Low budget horror here. Would this be considered grindhouse? I guess I need to look into that more. Exploitative, yeah, I guess? But I bitch about Human Centipede, and yet here I sit watching 3 on a Meathook. This one is def more in the Texas Chain Saw realm versus a Hershcell Gordon Lewis Wizard of Gore outing. But ultimately, I did find the film a bit lacking, even with the 70s nudity and thoughts of potential thunderbush to come. But, well, let’s just say it is a low budget horror movie. With a hippy funk interlude.
We start with four girls just having a good time, out for the weekend, taking the boat out, skinny dippin, playing Boats and Balloons or whatever the fuck it going on there. But their journeys are dampened when their hippy car breaks down around midnight in the middle of Nowheresville. Luckily for them, a cool young kinda awkward farmer guy gives them a ride back to the farmhouse, can sort it out in the morning. So instead of going full pron at this point in the story, it goes full horror. Oh, Billy! or...is it?!?!? So much suspense! And a love story thrown in there too, it’s got it all!
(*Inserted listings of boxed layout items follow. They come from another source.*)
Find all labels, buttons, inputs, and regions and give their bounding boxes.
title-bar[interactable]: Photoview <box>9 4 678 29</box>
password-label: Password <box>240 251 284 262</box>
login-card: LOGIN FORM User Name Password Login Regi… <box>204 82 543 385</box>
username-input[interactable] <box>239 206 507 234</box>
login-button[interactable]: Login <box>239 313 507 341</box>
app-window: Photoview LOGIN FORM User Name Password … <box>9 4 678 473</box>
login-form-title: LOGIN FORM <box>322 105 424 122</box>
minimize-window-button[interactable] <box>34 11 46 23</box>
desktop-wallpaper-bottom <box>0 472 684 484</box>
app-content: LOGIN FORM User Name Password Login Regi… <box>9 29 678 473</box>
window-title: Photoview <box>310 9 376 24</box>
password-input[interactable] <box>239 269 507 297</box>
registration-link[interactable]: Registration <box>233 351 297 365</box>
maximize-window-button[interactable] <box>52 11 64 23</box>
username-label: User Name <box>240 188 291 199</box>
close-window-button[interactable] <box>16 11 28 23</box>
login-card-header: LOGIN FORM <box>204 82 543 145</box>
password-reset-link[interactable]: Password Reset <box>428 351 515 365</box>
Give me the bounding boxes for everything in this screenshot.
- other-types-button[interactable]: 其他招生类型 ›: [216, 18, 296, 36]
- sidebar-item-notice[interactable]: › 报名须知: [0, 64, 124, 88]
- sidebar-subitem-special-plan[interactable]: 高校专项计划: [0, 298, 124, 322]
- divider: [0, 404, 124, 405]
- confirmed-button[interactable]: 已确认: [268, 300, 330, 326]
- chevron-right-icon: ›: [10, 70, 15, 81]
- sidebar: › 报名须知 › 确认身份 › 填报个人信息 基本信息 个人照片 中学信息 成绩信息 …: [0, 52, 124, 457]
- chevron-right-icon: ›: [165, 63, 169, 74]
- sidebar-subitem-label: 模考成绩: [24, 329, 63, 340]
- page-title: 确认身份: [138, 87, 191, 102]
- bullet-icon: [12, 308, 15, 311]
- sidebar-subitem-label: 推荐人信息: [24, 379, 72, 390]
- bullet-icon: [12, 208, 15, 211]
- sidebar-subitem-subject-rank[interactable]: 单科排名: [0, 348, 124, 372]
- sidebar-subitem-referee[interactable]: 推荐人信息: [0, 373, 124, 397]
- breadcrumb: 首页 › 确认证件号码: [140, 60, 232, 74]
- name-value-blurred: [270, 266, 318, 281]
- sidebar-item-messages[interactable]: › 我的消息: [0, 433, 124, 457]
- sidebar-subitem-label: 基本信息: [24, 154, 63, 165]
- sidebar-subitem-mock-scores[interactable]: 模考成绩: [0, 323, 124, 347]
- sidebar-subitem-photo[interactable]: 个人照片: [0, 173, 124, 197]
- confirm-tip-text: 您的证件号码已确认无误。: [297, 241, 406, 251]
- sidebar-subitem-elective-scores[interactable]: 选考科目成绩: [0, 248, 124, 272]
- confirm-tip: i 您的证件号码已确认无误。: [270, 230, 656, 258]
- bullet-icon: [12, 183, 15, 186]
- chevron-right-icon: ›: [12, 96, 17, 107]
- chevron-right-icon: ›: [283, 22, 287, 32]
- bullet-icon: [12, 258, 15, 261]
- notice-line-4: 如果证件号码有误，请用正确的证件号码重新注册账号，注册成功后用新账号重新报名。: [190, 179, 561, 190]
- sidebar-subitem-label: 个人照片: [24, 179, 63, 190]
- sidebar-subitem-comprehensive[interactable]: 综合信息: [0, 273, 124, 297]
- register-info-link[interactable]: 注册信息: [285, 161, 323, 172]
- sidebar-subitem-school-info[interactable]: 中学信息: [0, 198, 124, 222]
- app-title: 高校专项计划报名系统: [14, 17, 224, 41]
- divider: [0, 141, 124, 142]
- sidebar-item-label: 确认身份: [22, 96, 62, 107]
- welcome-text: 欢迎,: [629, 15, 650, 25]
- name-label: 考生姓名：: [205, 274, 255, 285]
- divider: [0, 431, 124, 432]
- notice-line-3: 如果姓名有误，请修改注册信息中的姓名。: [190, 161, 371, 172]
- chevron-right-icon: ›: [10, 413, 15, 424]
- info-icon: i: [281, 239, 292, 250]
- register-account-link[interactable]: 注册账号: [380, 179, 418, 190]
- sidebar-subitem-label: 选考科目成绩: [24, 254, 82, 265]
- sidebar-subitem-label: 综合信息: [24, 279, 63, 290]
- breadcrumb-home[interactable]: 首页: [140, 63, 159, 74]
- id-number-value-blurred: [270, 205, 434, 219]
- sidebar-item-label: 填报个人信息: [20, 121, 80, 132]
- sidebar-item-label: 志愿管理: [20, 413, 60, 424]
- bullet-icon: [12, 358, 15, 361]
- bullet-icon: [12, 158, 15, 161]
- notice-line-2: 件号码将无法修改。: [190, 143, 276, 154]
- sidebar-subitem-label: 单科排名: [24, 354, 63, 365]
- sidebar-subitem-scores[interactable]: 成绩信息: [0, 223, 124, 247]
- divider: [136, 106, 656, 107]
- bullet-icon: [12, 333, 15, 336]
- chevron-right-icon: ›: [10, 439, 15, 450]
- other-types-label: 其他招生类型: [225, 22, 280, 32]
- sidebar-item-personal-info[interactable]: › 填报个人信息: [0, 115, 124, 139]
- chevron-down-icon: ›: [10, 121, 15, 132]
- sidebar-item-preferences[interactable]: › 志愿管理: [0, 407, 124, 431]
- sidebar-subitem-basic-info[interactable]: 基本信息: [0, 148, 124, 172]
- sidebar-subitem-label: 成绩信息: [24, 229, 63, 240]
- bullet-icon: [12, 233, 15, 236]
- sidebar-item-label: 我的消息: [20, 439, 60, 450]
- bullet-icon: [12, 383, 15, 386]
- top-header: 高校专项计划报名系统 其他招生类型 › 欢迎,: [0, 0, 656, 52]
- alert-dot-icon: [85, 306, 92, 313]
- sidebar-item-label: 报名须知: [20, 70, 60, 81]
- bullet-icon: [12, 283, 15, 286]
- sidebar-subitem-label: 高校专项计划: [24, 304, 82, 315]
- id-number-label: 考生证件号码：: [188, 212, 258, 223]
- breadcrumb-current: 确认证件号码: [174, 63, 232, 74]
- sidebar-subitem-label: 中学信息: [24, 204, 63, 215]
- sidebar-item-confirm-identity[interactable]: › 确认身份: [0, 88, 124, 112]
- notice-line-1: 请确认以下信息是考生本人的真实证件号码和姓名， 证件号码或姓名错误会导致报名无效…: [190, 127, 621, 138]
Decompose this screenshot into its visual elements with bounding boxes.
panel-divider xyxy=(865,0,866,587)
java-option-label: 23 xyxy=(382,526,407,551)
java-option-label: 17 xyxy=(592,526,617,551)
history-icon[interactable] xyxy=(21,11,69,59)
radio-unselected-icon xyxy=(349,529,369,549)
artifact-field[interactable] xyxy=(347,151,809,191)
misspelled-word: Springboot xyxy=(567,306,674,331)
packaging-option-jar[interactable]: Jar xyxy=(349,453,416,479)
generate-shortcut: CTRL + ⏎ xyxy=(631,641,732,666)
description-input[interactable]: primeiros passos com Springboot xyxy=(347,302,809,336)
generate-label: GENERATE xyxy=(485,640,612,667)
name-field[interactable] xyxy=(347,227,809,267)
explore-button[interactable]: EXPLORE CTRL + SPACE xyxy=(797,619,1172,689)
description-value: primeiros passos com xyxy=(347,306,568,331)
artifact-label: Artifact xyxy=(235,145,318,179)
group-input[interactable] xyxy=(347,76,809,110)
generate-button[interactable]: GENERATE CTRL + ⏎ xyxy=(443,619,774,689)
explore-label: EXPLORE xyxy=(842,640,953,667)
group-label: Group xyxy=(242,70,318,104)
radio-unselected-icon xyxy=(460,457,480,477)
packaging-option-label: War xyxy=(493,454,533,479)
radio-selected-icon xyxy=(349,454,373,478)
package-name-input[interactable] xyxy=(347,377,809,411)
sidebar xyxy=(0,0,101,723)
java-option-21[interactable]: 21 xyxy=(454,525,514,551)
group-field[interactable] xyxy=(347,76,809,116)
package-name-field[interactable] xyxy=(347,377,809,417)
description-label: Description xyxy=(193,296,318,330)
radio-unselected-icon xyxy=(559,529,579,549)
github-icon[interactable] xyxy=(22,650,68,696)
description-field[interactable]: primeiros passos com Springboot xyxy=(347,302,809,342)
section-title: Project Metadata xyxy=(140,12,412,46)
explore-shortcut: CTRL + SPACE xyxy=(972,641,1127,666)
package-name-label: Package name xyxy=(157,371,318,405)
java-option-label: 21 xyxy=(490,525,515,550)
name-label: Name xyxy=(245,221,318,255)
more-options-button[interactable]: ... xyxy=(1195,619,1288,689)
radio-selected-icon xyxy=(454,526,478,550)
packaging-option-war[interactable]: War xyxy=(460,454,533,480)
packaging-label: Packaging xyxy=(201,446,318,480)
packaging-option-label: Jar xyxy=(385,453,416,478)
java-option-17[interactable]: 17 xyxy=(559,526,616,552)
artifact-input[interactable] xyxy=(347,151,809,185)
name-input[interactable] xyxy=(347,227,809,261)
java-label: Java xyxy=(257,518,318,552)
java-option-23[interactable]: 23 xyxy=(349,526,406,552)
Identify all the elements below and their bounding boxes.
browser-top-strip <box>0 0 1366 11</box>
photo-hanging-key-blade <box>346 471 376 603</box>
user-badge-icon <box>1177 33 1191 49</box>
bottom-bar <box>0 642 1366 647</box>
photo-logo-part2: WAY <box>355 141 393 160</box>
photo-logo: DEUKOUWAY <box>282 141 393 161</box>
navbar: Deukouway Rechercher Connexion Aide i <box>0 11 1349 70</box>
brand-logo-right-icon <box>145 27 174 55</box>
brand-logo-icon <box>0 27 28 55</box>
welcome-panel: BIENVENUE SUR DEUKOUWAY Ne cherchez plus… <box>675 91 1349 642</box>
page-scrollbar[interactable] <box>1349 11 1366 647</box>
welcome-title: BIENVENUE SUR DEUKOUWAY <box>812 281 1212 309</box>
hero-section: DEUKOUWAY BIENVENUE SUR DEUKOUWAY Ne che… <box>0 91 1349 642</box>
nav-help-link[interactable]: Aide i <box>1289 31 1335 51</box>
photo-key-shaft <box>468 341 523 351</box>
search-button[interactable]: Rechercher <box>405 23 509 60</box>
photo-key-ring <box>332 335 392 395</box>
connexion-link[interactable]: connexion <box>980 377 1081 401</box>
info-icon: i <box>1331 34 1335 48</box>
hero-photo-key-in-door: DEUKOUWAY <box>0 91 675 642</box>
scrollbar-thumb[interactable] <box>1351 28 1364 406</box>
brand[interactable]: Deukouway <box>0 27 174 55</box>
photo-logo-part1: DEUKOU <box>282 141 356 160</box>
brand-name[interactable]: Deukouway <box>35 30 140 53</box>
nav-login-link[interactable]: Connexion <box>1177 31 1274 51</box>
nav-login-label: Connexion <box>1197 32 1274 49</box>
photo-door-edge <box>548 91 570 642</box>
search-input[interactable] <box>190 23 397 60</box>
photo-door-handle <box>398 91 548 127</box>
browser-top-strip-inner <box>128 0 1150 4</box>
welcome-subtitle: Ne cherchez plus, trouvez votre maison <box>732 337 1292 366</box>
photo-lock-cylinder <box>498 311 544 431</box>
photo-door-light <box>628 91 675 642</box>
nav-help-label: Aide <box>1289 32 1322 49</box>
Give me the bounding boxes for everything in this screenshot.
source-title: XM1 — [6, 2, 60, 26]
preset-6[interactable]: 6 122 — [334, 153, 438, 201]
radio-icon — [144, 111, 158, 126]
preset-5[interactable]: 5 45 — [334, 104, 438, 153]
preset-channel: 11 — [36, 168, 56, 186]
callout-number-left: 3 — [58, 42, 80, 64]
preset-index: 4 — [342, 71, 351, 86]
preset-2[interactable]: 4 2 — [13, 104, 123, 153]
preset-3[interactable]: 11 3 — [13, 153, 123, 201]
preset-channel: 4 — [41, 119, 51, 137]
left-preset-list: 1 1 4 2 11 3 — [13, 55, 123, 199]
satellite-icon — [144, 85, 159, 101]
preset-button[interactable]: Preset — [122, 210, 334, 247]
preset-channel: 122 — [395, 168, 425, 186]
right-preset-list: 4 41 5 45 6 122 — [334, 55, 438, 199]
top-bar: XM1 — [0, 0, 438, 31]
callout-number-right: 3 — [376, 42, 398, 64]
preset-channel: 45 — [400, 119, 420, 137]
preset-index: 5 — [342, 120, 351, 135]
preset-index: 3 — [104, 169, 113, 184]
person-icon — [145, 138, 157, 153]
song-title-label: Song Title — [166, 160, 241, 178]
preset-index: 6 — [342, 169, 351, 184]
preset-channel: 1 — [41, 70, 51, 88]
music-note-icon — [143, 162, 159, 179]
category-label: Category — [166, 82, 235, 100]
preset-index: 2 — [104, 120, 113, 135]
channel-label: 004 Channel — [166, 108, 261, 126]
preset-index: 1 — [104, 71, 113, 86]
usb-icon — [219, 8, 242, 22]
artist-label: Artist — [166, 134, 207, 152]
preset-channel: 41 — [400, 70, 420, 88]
Is this another Ed Gein inspired story? Loosely, yes. Dating back to 1957, that kinda of found its way into the genpop by way of Robert Bloch’s novel Psycho, immediately popularized by the Alfred Hitchcock film adaptation shortly after in 1960. Texas Chain Saw Massacre is another notable one, but that was actually two years after this. Despite the good source material, there’s a lot of bad lighting, questionable shots, suspect microphone placements for dialogue, and a little too much hippy funk music filler to make this a Stellar Film. The final scenes of the movie are...psychologically more screwed up than anything previous with the ScoobyDoo kindsa ending and totally suspect reasonings and deductions. Seriously? That’s...that’s kinda retarded. So this is a comedy, cuz that’s a pretty big joke. I am confuse.